Atmosphere Within Interior Design

As an interior designer you can choose to work either in the residential or commercial sphere; you can, of course, operate in both simultaneously. Interior designers undertaking residential work can ordinarily proffer more than the decorator by delving beneath the decorative surface to reconsider both space and its usage. As creative problem solvers they can rethink space and help to resolve any existing site problems. In contrast to this, the commercial (or trade) interior designer specializes in ‘public’ space, typically the interiors you enter when you leave your house to go about your daily life. Restaurants, bars, offices, retail, exhibition, healthcare and leisure spaces are all the preserve of the designer who chooses to specialize in the commercial sector. Commercial clients tend to be corporate and are often connected to the notion of a ‘brand’ and a brand message, so the commercial interior designer needs to deconstruct this brand to identify the prevailing ethos and the target customer in the search for a relevant design solution.

As a commercial designer you could find yourself working with a variety of site conditions; the design schemes are usually larger and more complex than those of the interior decorator, so the replanning of the existing space to house the new use is a priority. Spatial modifications can be proposed as part of this process but again only after consultation with the relevant professionals. Additionally, the interior designer has to understand the needs of the prospective user, whether they are the staff who work in the restaurant or the customer who eats there. User-centred design is a philosophy that prioritizes both an understanding of, and a dialogue with, the end user (for example, if you are working in healthcare or with a similarly vulnerable or unique user group), and it has become increasingly important within certain sectors. Graphics typically become an integral part of any commercial scheme, informing both the interior and exterior, aiming to create a cohesive look. Interior designers have the ability to think both decoratively and spatially, a combination of skills that helps them to address a project holistically.

For many, the interior decorator is employed to create a mood because they have the visual flair and vision to pull a cohesive look together. How this mood is created is central to their craft as a decorator. Interior decorators examine every aspect of a room in the creation of a carefully constructed, pervasive interior atmosphere. This requires them to consider how the space is used, the overall feel or ‘setting’ of the interior, through to small details such as ornaments or props that are used to ‘style’ and accessorize. For many of the iconic decorators from the early to mid-twentieth century, the decorated interior was connected to a look you had created or developed and became synonymous with, for example, the ‘Draper Touch’ or the ‘de Wolfe style’. It was all a matter of taste and they saw themselves as taste-makers. Whether you see yourself as bohemian, minimal or kitsch, there was a style or an aesthetic choice available to express yourself through your interior as, chameleon-like, it could don a thousand disguises.

It is far too easy when teaching, thinking about and studying interior design to concentrate upon the ‘visual’ aspects of space.
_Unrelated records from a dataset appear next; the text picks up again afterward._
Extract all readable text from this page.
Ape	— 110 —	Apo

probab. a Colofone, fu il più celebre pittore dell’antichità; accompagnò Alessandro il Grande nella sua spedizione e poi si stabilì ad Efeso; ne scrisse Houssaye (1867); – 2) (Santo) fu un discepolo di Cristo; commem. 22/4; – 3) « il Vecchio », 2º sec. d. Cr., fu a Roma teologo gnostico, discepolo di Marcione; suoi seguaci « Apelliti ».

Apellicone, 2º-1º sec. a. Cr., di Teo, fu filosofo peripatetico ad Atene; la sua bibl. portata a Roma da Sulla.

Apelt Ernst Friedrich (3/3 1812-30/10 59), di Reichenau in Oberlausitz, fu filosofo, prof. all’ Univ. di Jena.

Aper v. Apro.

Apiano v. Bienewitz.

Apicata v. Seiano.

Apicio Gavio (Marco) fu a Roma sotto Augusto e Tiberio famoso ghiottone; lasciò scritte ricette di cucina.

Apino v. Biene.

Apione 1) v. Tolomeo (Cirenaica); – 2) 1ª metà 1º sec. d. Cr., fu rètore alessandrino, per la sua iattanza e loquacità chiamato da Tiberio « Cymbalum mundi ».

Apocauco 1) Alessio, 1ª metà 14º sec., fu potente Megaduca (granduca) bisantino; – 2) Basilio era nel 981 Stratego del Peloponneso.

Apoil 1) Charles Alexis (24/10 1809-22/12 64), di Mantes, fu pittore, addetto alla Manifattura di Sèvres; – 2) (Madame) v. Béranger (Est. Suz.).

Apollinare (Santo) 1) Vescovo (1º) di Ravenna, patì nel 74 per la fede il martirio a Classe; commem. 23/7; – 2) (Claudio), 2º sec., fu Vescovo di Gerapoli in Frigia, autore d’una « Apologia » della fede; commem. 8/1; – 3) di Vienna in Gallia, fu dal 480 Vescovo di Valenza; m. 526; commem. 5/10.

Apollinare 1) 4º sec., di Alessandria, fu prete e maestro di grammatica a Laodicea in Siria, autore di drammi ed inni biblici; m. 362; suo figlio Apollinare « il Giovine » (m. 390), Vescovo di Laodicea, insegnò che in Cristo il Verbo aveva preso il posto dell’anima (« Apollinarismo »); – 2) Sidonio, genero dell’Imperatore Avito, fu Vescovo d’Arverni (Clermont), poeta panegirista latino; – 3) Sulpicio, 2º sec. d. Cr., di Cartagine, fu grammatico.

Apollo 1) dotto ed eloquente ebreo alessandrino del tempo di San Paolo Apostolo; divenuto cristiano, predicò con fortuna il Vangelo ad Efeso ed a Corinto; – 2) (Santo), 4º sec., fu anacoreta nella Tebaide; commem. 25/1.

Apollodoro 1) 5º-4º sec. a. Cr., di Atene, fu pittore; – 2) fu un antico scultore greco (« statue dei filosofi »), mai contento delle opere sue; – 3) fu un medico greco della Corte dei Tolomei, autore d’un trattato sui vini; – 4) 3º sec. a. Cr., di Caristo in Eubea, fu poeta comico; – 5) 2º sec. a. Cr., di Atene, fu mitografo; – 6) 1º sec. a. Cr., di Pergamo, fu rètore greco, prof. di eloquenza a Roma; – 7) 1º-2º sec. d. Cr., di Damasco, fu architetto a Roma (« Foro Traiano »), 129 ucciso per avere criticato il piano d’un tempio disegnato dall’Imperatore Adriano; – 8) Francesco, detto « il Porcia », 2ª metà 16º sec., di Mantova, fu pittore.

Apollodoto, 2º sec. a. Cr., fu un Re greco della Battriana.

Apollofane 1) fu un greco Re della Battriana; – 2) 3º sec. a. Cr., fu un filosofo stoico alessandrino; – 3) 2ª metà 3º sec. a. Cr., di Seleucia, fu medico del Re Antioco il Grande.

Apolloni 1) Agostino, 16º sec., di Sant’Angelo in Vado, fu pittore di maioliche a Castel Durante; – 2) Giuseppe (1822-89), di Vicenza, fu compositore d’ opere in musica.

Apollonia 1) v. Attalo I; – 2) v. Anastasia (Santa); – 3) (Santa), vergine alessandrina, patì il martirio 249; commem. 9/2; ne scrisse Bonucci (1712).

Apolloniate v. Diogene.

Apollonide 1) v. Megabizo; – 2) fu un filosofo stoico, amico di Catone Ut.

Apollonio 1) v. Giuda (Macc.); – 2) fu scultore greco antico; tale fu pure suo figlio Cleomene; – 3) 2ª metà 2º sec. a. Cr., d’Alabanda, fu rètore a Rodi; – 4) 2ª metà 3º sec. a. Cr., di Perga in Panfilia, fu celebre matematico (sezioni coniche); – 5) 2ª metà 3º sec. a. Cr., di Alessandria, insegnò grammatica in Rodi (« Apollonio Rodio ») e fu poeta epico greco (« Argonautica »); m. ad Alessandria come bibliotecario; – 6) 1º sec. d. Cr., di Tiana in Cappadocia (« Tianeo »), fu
We are all drawn to images on the Internet, in magazines and published interior monographs, but any understanding of the interior needs to move beyond this visual fixation. The spatial, material and architectural qualities of space should all be considered, but this analysis should place at its heart the experiential qualities of the interior, in other words, what is it like to actually be in? This is a phenomenological reading that prioritizes the ‘subjective’ experience of space through perceptions and emotions, the sensory and the psychological. An interior’s ability through its atmosphere and the staging of its space to tug at our imagination and emotions is an integral aspect of its impact upon our lives as the inhabitants of that space.

So what is atmosphere and how does it relate to the study of interior design? If an early definition or premise was that atmosphere was the ‘pervading tone or mood of a place’, is this simple definition still relevant? If the answer is no, then what has it become?

An interior can become more than a carefully constructed mood. Interiors relate to our lives and can become living, breathing, ever-changing representations of us as individuals, companies or brands. An interior can act as a mirror, reflecting the lives of the occupants it contains, or it can concentrate on communicating the message of a corporate brand. It has social, psychological and cultural connotations. The interior can represent the ad hoc, the cluttered traces of everyday life, or the ‘uber’ designed, carefully staged ‘inner life of a building’. At its best, an interior can proffer a pervasive atmosphere that tugs on our heartstrings, quickens our senses, pulls at our emotions and packs a psychological punch. The power of the interior can be harnessed and used to particular effect. Interiors can wrap around us, they can be immersive, they can tell a story, or they can help stage an experience. This leads to the questions: what does this type of interior look like and what are the components that help to form it?